After a week of watching new outfielder Nori Aoki, Royals manager Ned Yost was left with one overriding impression.
“It’s amazing to sit and watch his swing,” Yost said on Sunday morning. “It’s the same swing, every time he swings.”
The approach stands out to Yost, who is excited to see how Aoki performs as the team’s leadoff hitter and everyday right fielder. But for Aoki, the source of his consistency is not hard to discern.
“You’ve probably heard before,” Aoki said through his interpreter, Kosuke Inaji, “but in Japan, they make you swing the bat a lot.”
Aoki, 32, played in eight seasons for the Yakult Swallows of Nippon Professional Baseball. As he rose through their minor-league system, he often took as many as 1,000 hacks a day. He blossomed into a doubles machine in Japan, batting .329 with an .857 on-base-plus-slugging percentage.
Aoki joined Milwaukee prior to the 2012 season. His numbers have been slightly suppressed against major-league competition, but he retained an on-base ability that appealed to the Royals. He posted a .356 on-base percentage last season, which was better than every Royal except Billy Butler (.374).
Yost appreciates how Aoki will mesh with new second baseman Omar Infante at the top of the lineup.

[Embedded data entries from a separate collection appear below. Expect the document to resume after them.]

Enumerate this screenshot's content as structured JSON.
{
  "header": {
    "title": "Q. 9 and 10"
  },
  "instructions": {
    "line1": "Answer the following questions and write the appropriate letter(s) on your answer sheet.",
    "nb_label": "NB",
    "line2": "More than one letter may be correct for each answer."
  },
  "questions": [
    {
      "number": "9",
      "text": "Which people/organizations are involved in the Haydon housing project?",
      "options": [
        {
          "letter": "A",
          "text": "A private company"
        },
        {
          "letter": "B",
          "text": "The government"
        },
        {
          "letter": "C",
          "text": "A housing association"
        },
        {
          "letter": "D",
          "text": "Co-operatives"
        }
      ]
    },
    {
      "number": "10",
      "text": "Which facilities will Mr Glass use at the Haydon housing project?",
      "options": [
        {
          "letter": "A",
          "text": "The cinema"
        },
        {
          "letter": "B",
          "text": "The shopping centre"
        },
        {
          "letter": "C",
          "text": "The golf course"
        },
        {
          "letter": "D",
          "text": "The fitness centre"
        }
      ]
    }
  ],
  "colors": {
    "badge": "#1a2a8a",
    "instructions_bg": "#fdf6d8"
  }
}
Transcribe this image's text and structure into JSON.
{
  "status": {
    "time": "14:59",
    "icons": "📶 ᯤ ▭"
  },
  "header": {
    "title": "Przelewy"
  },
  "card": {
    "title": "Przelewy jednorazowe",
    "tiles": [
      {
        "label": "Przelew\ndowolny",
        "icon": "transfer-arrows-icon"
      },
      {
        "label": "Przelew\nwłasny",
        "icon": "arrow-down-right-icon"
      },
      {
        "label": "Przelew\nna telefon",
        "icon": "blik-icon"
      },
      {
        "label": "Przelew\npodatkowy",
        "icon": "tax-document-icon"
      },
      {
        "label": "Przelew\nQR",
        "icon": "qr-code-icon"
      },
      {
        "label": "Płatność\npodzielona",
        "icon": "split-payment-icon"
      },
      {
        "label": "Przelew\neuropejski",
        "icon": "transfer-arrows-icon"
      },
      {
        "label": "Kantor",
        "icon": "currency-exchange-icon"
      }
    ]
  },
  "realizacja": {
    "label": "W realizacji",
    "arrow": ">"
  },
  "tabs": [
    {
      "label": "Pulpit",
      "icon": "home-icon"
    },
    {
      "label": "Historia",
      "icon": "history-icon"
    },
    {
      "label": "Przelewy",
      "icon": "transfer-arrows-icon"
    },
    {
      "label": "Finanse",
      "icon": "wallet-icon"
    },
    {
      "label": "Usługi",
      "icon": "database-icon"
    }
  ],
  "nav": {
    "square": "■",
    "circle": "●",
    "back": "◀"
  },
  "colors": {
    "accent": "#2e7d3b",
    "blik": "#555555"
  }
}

“He’s a lot like Aoki,” Yost said of Infante. “His swing is very simple, very compact. He drives the ball to all fields. He looks very solid at second base. I think he’s going to be a pretty big upgrade for us.
“I don’t realize, but he’s a lot better player than I thought he was, at the beginning of last year (with Detroit).”Intrasquad game
The Royals are slated to play their first intrasquad game on Monday afternoon.
Yordano Ventura, a hard-throwing prospect competing for the fifth spot in the rotation, figures to be the main attraction in that contest.